Real estate prices not likely to see correction any time soon: Report
Residential units in many cities across the country today cost same as they did over two years ago
Residential real estate prices have remained stagnant for more than two years now and are unlikely to see a major correction any time soon, said Magicbricks.com’s latest Price Trend Report. The Indian real estate market has been stagnant both in terms of transaction activity and capital value of real estate assets. Residential units in many cities today cost the same as they did over two years ago.
In fact, when inflation rate over the same period is taken into account, the average price has actually fallen below the price prevalent two years ago. Therefore, while the prices may not have explicitly gone down, the stagnation in capital values and inflation working together have resulted in implicit price correction. Prices are likely to remain flat in the short- to medium-term.
Is price the reason?
If high property price is the only criteria holding back consumers from purchasing properties, it does not explain large unsold inventory in cheaper markets or projects in lower budget segments across cities.
Budget segments in most cities witnessed only single-digit growth and again, when adjusted for inflation, the growth actually becomes negative. And while prices in many localities and segments (especially the premium segment) had increased beyond the affordable limit of consumers, this by itself is not explanation enough.
Stagnation in transactions and price levels is a reflection of larger issues impacting the Indian economy and only a drop in capital values is unlikely to address the problem of unsold inventory and stagnant markets.
The general expectation is that developers need to cut prices to move the unsold inventory. Using the classic example of demand and supply, it is opined that with demand being low and inventory levels remaining high, prices should come down. And a new equilibrium will be reached where demand will help to clear inventory priced at lower level.
However, there are many issues with this expectation that have not been thought about or addressed. Some of these are:
Impact on consumer sentiment: An important point that is missed in this argument of price correction is that upfront lowering of prices by developers may lead to spread of negative sentiment among consumers. Consumers will expect prices to come down further and even those who have planned to make a purchase might hold back. This will further push down the sales and achieve results contrary to what is being envisaged.
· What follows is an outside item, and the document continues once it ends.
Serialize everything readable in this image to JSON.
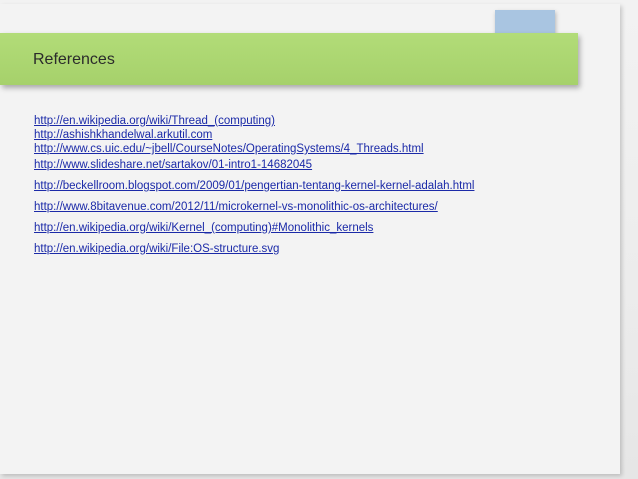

Heterogeneous inventory: The unsold inventory is at various stages of construction and is not homogeneous in nature. As per an October 2015 report by Associated Chambers of Commerce of India (Assocham), 75% of 3,450 live projects tracked across the country remained non-starters as of financial year 2014-15. On an average, projects are facing a delay of 33 months in completion. This heterogeneous nature of inventory affects both developers and consumers.
Consequently, consumers are vary of putting money in projects with lower percentage of completion or with developers that have large under-construction portfolios or less than satisfactory track record of timely project delivery. This apprehension translates into buyers preferring projects that are complete or nearing completion.
What this preference differential means is that even if developers offer discounts for projects in lower to intermediate stages of construction, consumers might not be willing to put money into them.
On the other hand, developers with good track record and projects near completion stage have lesser incentive to offer major discounts. Such developers are likely to garner larger share of demand.
Therefore, even if there is correction in prices for projects in lower to intermediate stages of construction or by developers with large unsold inventory, consumers are unlikely to bite the bullet.
Edited excerpts from Magicbricks.com’s report , Price Trend Report.